Machine learning is a computing process where large amounts of data are aggregated and analyzed in order to “teach” a computer application to do something without having to explicitly program that behaviour.
Typically, machine learning is done with an outcome you would like your computer application to solve for. Let’s take this question as our example: “Based on looking at patient X’s data, do they have diabetes?”. Someone with domain knowledge about diabetes could program an algorithm manually to determine this, perhaps by looking for a particular diagnosis code or an A1C lab value above a certain percent.
If you wanted to teach a machine to do this type of diagnosis automatically, you could feed a machine learning algorithm a set of labeled data and the algorithm would determine which pieces of that data were useful in determining whether or not a given patient has diabetes.

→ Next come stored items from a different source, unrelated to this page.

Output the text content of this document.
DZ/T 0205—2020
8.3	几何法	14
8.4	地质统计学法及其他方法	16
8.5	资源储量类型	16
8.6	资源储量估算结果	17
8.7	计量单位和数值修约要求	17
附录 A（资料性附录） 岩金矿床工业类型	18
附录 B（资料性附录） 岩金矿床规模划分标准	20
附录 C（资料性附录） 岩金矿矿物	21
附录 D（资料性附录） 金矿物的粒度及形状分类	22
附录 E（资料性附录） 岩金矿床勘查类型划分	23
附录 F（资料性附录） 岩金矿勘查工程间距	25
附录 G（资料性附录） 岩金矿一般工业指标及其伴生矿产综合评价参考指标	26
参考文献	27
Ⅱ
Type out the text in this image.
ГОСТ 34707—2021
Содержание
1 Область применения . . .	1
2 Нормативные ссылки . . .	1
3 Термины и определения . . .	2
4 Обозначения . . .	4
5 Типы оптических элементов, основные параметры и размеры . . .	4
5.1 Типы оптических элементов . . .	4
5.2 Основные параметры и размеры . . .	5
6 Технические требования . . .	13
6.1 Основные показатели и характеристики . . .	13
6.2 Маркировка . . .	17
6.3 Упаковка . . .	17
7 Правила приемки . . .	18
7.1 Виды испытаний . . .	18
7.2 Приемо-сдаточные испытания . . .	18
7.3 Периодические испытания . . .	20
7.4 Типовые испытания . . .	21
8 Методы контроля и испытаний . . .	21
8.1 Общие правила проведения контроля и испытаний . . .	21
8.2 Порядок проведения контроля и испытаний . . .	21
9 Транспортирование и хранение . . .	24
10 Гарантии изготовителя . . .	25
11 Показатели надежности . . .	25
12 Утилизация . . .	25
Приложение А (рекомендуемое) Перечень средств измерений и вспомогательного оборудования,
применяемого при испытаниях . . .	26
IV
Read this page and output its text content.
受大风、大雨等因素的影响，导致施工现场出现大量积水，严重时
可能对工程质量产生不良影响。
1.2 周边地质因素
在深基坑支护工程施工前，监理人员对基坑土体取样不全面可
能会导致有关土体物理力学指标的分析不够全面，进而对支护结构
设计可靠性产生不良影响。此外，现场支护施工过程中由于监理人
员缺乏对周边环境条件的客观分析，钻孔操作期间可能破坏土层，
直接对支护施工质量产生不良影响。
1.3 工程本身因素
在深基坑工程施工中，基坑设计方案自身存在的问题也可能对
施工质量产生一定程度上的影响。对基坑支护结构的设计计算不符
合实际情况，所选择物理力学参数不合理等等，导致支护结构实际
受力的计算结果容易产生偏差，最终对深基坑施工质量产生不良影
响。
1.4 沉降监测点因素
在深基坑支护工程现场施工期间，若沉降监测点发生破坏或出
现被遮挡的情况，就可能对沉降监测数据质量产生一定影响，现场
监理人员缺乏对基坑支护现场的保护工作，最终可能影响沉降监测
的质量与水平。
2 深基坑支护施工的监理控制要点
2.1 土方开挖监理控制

The labeled data would be a “training set” and would include several data points on each patient (A1C, OGTT, and FPG lab values, for example). These data points are considered features and will determine how the algorithm learns its approach to solving for the outcome. Each patient would be labeled with an indication for whether or not they had diabetes.
The algorithm would use the data inputs that correlated to a positive outcome (“yes, the patient has diabetes”) to learn which pieces of data (A1C, OGTT, or FPG) were important in determining whether or not a new, unknown patient has diabetes or not.
Feature Engineering Is Key
Machine learning algorithms are fairly standardized at this point and it is up to data engineers to know when to use the correct approach given the question they are asking and the kind of data they are working with. Companies built around machine learning today are not creating novel algorithms.
Instead, these companies are looking for new ways to think about how to engineer the features, the amount of data they have access to, and how unique or relatively unavailable that data is. The more well-engineered the features are, the better the machine learning system will perform. The more data that is available, the more refined and accurate the model will be. And the more unique the data is, the harder it will be for another company to replicate the learned models.